И даже не в этом дело. После Ван Гога в свод обязательных художественных приемов вошел размашистый жест, этакое салонное неистовство стало нормой. Морис Вламинк, человек по темпераменту крайне буржуазный, в своих пейзажах добивался нарочитого волнения, напускал в ландшафты ветра. Сутин писал не просто взвихренное пространство – он жил этим взвихренным пространством, он болел вместе с ним, он бы и рад написать иначе, но не мог.
Творческие методы Сутина и Модильяни – полярны. Сутин работал в тесте живописи, в пасте краски, он растворял фигуру в бешеном водовороте краски. Человек на картинах Сутина вертится в общем потоке времени, краски, страсти. Модильяни писал одиноких стоиков.

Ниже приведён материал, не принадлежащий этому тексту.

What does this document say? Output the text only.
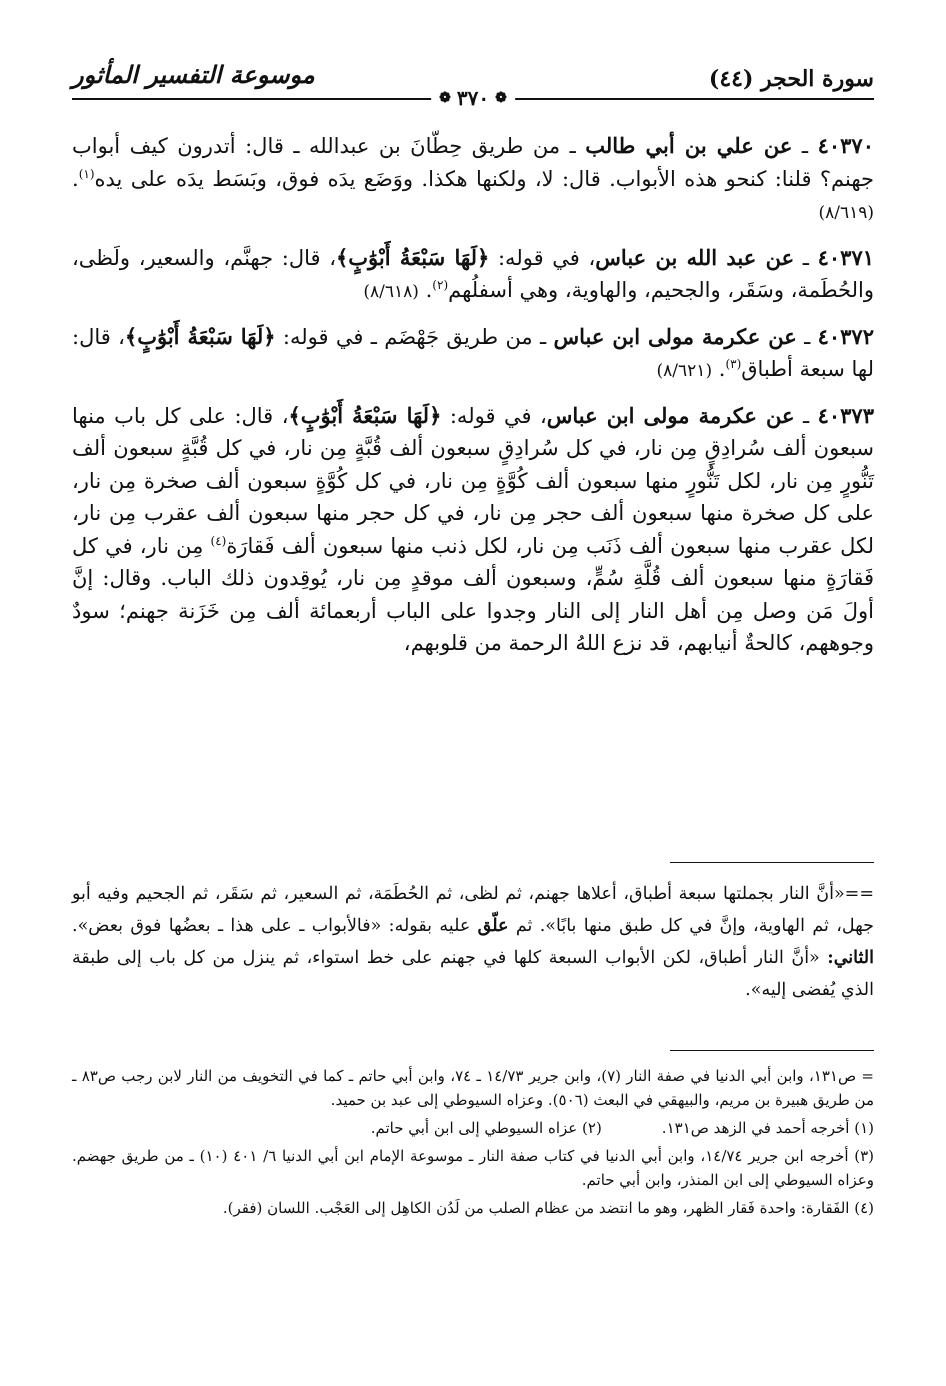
سورة الحجر (٤٤)
موسوعة التفسير المأثور
❁ ٣٧٠ ❁

٤٠٣٧٠ ـ عن علي بن أبي طالب ـ من طريق حِطّانَ بن عبدالله ـ قال: أتدرون كيف أبواب جهنم؟ قلنا: كنحو هذه الأبواب. قال: لا، ولكنها هكذا. ووَضَع يدَه فوق، وبَسَط يدَه على يده$^{(١)}$. (٨/٦١٩)

٤٠٣٧١ ـ عن عبد الله بن عباس، في قوله: ﴿لَهَا سَبْعَةُ أَبْوَٰبٍ﴾، قال: جهنَّم، والسعير، ولَظى، والحُطَمة، وسَقَر، والجحيم، والهاوية، وهي أسفلُهم$^{(٢)}$. (٨/٦١٨)

٤٠٣٧٢ ـ عن عكرمة مولى ابن عباس ـ من طريق جَهْضَم ـ في قوله: ﴿لَهَا سَبْعَةُ أَبْوَٰبٍ﴾، قال: لها سبعة أطباق$^{(٣)}$. (٨/٦٢١)

٤٠٣٧٣ ـ عن عكرمة مولى ابن عباس، في قوله: ﴿لَهَا سَبْعَةُ أَبْوَٰبٍ﴾، قال: على كل باب منها سبعون ألف سُرادِقٍ مِن نار، في كل سُرادِقٍ سبعون ألف قُبَّةٍ مِن نار، في كل قُبَّةٍ سبعون ألف تَنُّورٍ مِن نار، لكل تَنُّورٍ منها سبعون ألف كُوَّةٍ مِن نار، في كل كُوَّةٍ سبعون ألف صخرة مِن نار، على كل صخرة منها سبعون ألف حجر مِن نار، في كل حجر منها سبعون ألف عقرب مِن نار، لكل عقرب منها سبعون ألف ذَنَب مِن نار، لكل ذنب منها سبعون ألف فَقارَة$^{(٤)}$ مِن نار، في كل فَقارَةٍ منها سبعون ألف قُلَّةِ سُمٍّ، وسبعون ألف موقدٍ مِن نار، يُوقِدون ذلك الباب. وقال: إنَّ أولَ مَن وصل مِن أهل النار إلى النار وجدوا على الباب أربعمائة ألف مِن خَزَنة جهنم؛ سودٌ وجوههم، كالحةٌ أنيابهم، قد نزع اللهُ الرحمة من قلوبهم،

==«أنَّ النار بجملتها سبعة أطباق، أعلاها جهنم، ثم لظى، ثم الحُطَمَة، ثم السعير، ثم سَقَر، ثم الجحيم وفيه أبو جهل، ثم الهاوية، وإنَّ في كل طبق منها بابًا». ثم علّق عليه بقوله: «فالأبواب ـ على هذا ـ بعضُها فوق بعض». الثاني: «أنَّ النار أطباق، لكن الأبواب السبعة كلها في جهنم على خط استواء، ثم ينزل من كل باب إلى طبقة الذي يُفضى إليه».

= ص١٣١، وابن أبي الدنيا في صفة النار (٧)، وابن جرير ١٤/٧٣ ـ ٧٤، وابن أبي حاتم ـ كما في التخويف من النار لابن رجب ص٨٣ ـ من طريق هبيرة بن مريم، والبيهقي في البعث (٥٠٦). وعزاه السيوطي إلى عبد بن حميد.

(١) أخرجه أحمد في الزهد ص١٣١.
(٢) عزاه السيوطي إلى ابن أبي حاتم.

(٣) أخرجه ابن جرير ١٤/٧٤، وابن أبي الدنيا في كتاب صفة النار ـ موسوعة الإمام ابن أبي الدنيا ٦/ ٤٠١ (١٠) ـ من طريق جهضم. وعزاه السيوطي إلى ابن المنذر، وابن أبي حاتم.

(٤) الفَقارة: واحدة فَقار الظهر، وهو ما انتضد من عظام الصلب من لَدُن الكاهِل إلى العَجْب. اللسان (فقر).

Модильяни создавал скульптуры, его мазок как резец скульптора, он работает кистью так, словно обтесывает камень. Это движение руки – и наследие скульптора Бранкузи, и влияние Сезанна, которое Модильяни пережил в молодости (см. раннюю вещь «Виолончелист»). Подобно Сезанну, Модильяни стал каменщиком в живописи – упорно клал мазок к мазку, словно подгонял стесанные камни при постройке собора. Он словно утрамбовывал сухую поверхность холста, доводил красочный слой до состояния камня. Образы Модильяни можно (и следует) поставить рядом с римскими скульптурными портретами – это упрямая стоическая пластика; фигура всегда статуарна: человек не нуждается в опоре – даже одинокий, даже беззащитный, даже обреченный, герой Модильяни невероятно горд. Мы не найдем в этих губах просьбы о помощи. Позже ученик «Парижской школы» Эрнест Хемингуэй придумал формулу: «Человека можно уничтожить, но его нельзя победить». Это высшая точка ренессансного гуманизма – так сказано в XX веке; и тот, кто сказал это, научился сопротивлению у Модильяни.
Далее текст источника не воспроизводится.